The computer system 301 also includes an operating system and micro instruction code. The various processes and functions described herein can either be part of the micro instruction code or part of the application program (or combination thereof) which is executed via the operating system. In addition, various other peripheral devices can be connected to the computer platform such as an additional data storage device and a printing device.
It is to be further understood that, because some of the constituent system components and method steps depicted in the accompanying figures can be implemented in software, the actual connections between the systems components (or the process steps) may differ depending upon the manner in which the present invention is programmed.
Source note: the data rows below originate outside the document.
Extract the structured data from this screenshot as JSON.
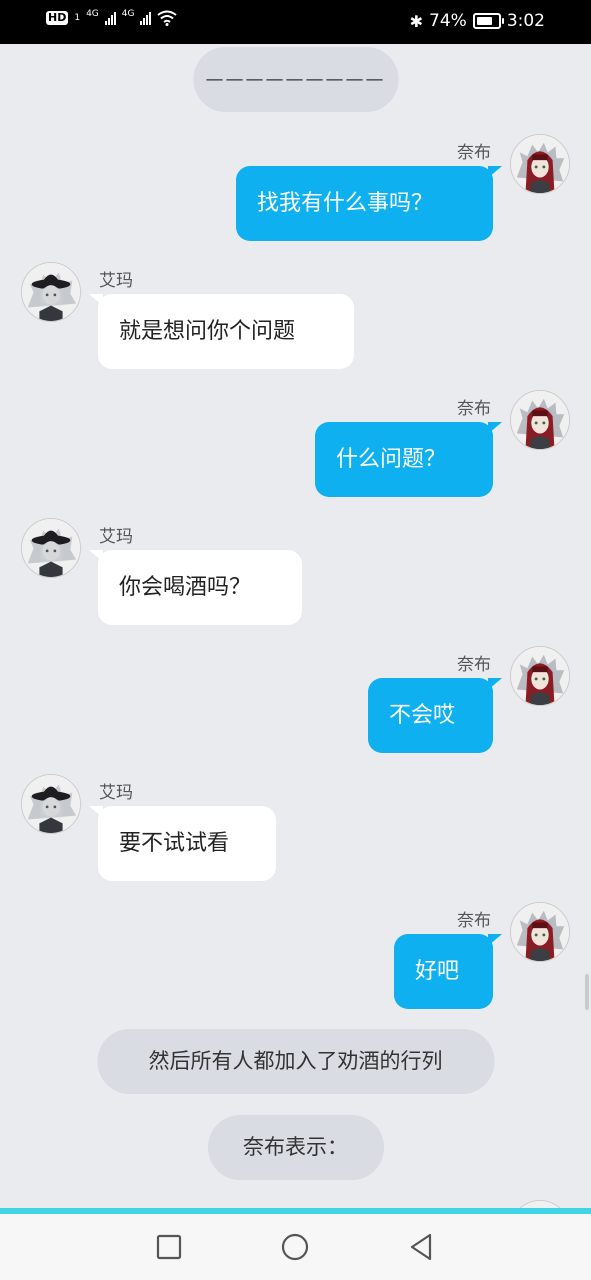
{
  "status_bar": {
    "hd": "HD",
    "sim": "1",
    "net1": "4G",
    "net2": "4G",
    "battery_text": "74%",
    "battery_level": 0.74,
    "time": "3:02",
    "icons": [
      "bluetooth-icon",
      "wifi-icon",
      "battery-icon",
      "signal-icon"
    ]
  },
  "colors": {
    "accent": "#0fb0ef",
    "background": "#e9ebef",
    "system_pill": "#d9dce3",
    "divider": "#41d3e6"
  },
  "messages": [
    {
      "type": "system",
      "text": "—————————"
    },
    {
      "type": "right",
      "name": "奈布",
      "text": "找我有什么事吗？"
    },
    {
      "type": "left",
      "name": "艾玛",
      "text": "就是想问你个问题"
    },
    {
      "type": "right",
      "name": "奈布",
      "text": "什么问题？"
    },
    {
      "type": "left",
      "name": "艾玛",
      "text": "你会喝酒吗？"
    },
    {
      "type": "right",
      "name": "奈布",
      "text": "不会哎"
    },
    {
      "type": "left",
      "name": "艾玛",
      "text": "要不试试看"
    },
    {
      "type": "right",
      "name": "奈布",
      "text": "好吧"
    },
    {
      "type": "system",
      "text": "然后所有人都加入了劝酒的行列"
    },
    {
      "type": "system",
      "text": "奈布表示："
    }
  ],
  "nav": {
    "icons": [
      "recent-apps-icon",
      "home-icon",
      "back-icon"
    ]
  }
}
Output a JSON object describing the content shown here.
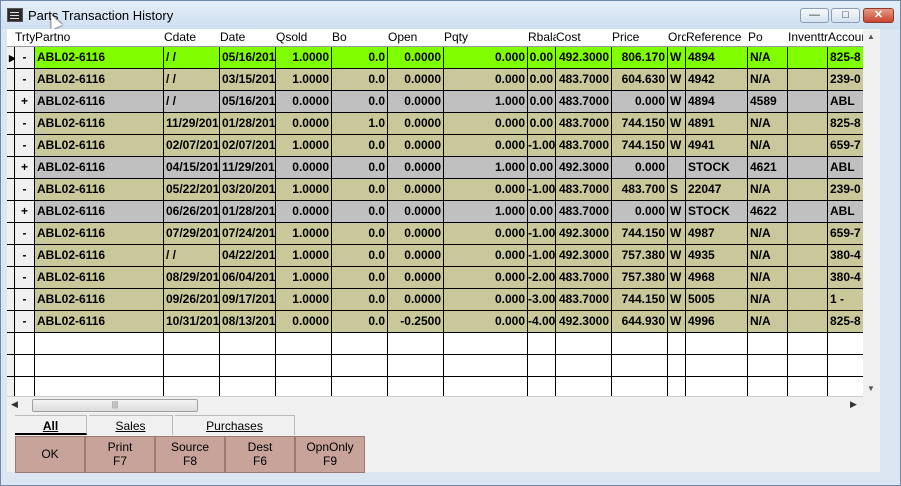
{
  "window": {
    "title": "Parts Transaction History"
  },
  "columns": [
    "Trty",
    "Partno",
    "Cdate",
    "Date",
    "Qsold",
    "Bo",
    "Open",
    "Pqty",
    "Rbalance",
    "Cost",
    "Price",
    "Ord",
    "Reference",
    "Po",
    "Inventtr",
    "Account"
  ],
  "rows": [
    {
      "trty": "-",
      "partno": "ABL02-6116",
      "cdate": " /  /",
      "date": "05/16/201",
      "qsold": "1.0000",
      "bo": "0.0",
      "open": "0.0000",
      "pqty": "0.000",
      "rbalance": "0.00",
      "cost": "492.3000",
      "price": "806.170",
      "ord": "W",
      "reference": "4894",
      "po": "N/A",
      "inv": "",
      "account": "825-8"
    },
    {
      "trty": "-",
      "partno": "ABL02-6116",
      "cdate": " /  /",
      "date": "03/15/201",
      "qsold": "1.0000",
      "bo": "0.0",
      "open": "0.0000",
      "pqty": "0.000",
      "rbalance": "0.00",
      "cost": "483.7000",
      "price": "604.630",
      "ord": "W",
      "reference": "4942",
      "po": "N/A",
      "inv": "",
      "account": "239-0"
    },
    {
      "trty": "+",
      "partno": "ABL02-6116",
      "cdate": " /  /",
      "date": "05/16/201",
      "qsold": "0.0000",
      "bo": "0.0",
      "open": "0.0000",
      "pqty": "1.000",
      "rbalance": "0.00",
      "cost": "483.7000",
      "price": "0.000",
      "ord": "W",
      "reference": "4894",
      "po": "4589",
      "inv": "",
      "account": "ABL"
    },
    {
      "trty": "-",
      "partno": "ABL02-6116",
      "cdate": "11/29/201",
      "date": "01/28/201",
      "qsold": "0.0000",
      "bo": "1.0",
      "open": "0.0000",
      "pqty": "0.000",
      "rbalance": "0.00",
      "cost": "483.7000",
      "price": "744.150",
      "ord": "W",
      "reference": "4891",
      "po": "N/A",
      "inv": "",
      "account": "825-8"
    },
    {
      "trty": "-",
      "partno": "ABL02-6116",
      "cdate": "02/07/201",
      "date": "02/07/201",
      "qsold": "1.0000",
      "bo": "0.0",
      "open": "0.0000",
      "pqty": "0.000",
      "rbalance": "-1.00",
      "cost": "483.7000",
      "price": "744.150",
      "ord": "W",
      "reference": "4941",
      "po": "N/A",
      "inv": "",
      "account": "659-7"
    },
    {
      "trty": "+",
      "partno": "ABL02-6116",
      "cdate": "04/15/201",
      "date": "11/29/201",
      "qsold": "0.0000",
      "bo": "0.0",
      "open": "0.0000",
      "pqty": "1.000",
      "rbalance": "0.00",
      "cost": "492.3000",
      "price": "0.000",
      "ord": "",
      "reference": "STOCK",
      "po": "4621",
      "inv": "",
      "account": "ABL"
    },
    {
      "trty": "-",
      "partno": "ABL02-6116",
      "cdate": "05/22/201",
      "date": "03/20/201",
      "qsold": "1.0000",
      "bo": "0.0",
      "open": "0.0000",
      "pqty": "0.000",
      "rbalance": "-1.00",
      "cost": "483.7000",
      "price": "483.700",
      "ord": "S",
      "reference": "22047",
      "po": "N/A",
      "inv": "",
      "account": "239-0"
    },
    {
      "trty": "+",
      "partno": "ABL02-6116",
      "cdate": "06/26/201",
      "date": "01/28/201",
      "qsold": "0.0000",
      "bo": "0.0",
      "open": "0.0000",
      "pqty": "1.000",
      "rbalance": "0.00",
      "cost": "483.7000",
      "price": "0.000",
      "ord": "W",
      "reference": "STOCK",
      "po": "4622",
      "inv": "",
      "account": "ABL"
    },
    {
      "trty": "-",
      "partno": "ABL02-6116",
      "cdate": "07/29/201",
      "date": "07/24/201",
      "qsold": "1.0000",
      "bo": "0.0",
      "open": "0.0000",
      "pqty": "0.000",
      "rbalance": "-1.00",
      "cost": "492.3000",
      "price": "744.150",
      "ord": "W",
      "reference": "4987",
      "po": "N/A",
      "inv": "",
      "account": "659-7"
    },
    {
      "trty": "-",
      "partno": "ABL02-6116",
      "cdate": " /  /",
      "date": "04/22/201",
      "qsold": "1.0000",
      "bo": "0.0",
      "open": "0.0000",
      "pqty": "0.000",
      "rbalance": "-1.00",
      "cost": "492.3000",
      "price": "757.380",
      "ord": "W",
      "reference": "4935",
      "po": "N/A",
      "inv": "",
      "account": "380-4"
    },
    {
      "trty": "-",
      "partno": "ABL02-6116",
      "cdate": "08/29/201",
      "date": "06/04/201",
      "qsold": "1.0000",
      "bo": "0.0",
      "open": "0.0000",
      "pqty": "0.000",
      "rbalance": "-2.00",
      "cost": "483.7000",
      "price": "757.380",
      "ord": "W",
      "reference": "4968",
      "po": "N/A",
      "inv": "",
      "account": "380-4"
    },
    {
      "trty": "-",
      "partno": "ABL02-6116",
      "cdate": "09/26/201",
      "date": "09/17/201",
      "qsold": "1.0000",
      "bo": "0.0",
      "open": "0.0000",
      "pqty": "0.000",
      "rbalance": "-3.00",
      "cost": "483.7000",
      "price": "744.150",
      "ord": "W",
      "reference": "5005",
      "po": "N/A",
      "inv": "",
      "account": "1  -"
    },
    {
      "trty": "-",
      "partno": "ABL02-6116",
      "cdate": "10/31/201",
      "date": "08/13/201",
      "qsold": "0.0000",
      "bo": "0.0",
      "open": "-0.2500",
      "pqty": "0.000",
      "rbalance": "-4.00",
      "cost": "492.3000",
      "price": "644.930",
      "ord": "W",
      "reference": "4996",
      "po": "N/A",
      "inv": "",
      "account": "825-8"
    }
  ],
  "colors": {
    "selected": "#80ff00",
    "tan": "#c8c89a",
    "grey": "#c0c0c0"
  },
  "row_styles": [
    "selected",
    "tan",
    "grey",
    "tan",
    "tan",
    "grey",
    "tan",
    "grey",
    "tan",
    "tan",
    "tan",
    "tan",
    "tan"
  ],
  "tabs": [
    {
      "label": "All",
      "active": true
    },
    {
      "label": "Sales",
      "active": false
    },
    {
      "label": "Purchases",
      "active": false
    }
  ],
  "buttons": [
    {
      "name": "ok-button",
      "line1": "OK",
      "line2": ""
    },
    {
      "name": "print-button",
      "line1": "Print",
      "line2": "F7"
    },
    {
      "name": "source-button",
      "line1": "Source",
      "line2": "F8"
    },
    {
      "name": "dest-button",
      "line1": "Dest",
      "line2": "F6"
    },
    {
      "name": "opnonly-button",
      "line1": "OpnOnly",
      "line2": "F9"
    }
  ],
  "icons": {
    "app": "app-window-icon",
    "minimize": "minimize-icon",
    "maximize": "maximize-icon",
    "close": "close-icon",
    "row_pointer": "row-pointer-icon"
  }
}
Given the teachings of the present invention provided herein, one of ordinary skill in the related art will be able to contemplate these and similar implementations or configurations of the present invention.
The particular embodiments disclosed above are illustrative only, as the invention may be modified and practiced in different but equivalent manners apparent to those skilled in the art having the benefit of the teachings herein. Furthermore, no limitations are intended to the details of construction or design herein shown, other than as described in the claims below. It is therefore evident that the particular embodiments disclosed above may be altered or modified and all such variations are considered within the scope and spirit of the invention. Accordingly, the protection sought herein is as set forth in the claims below.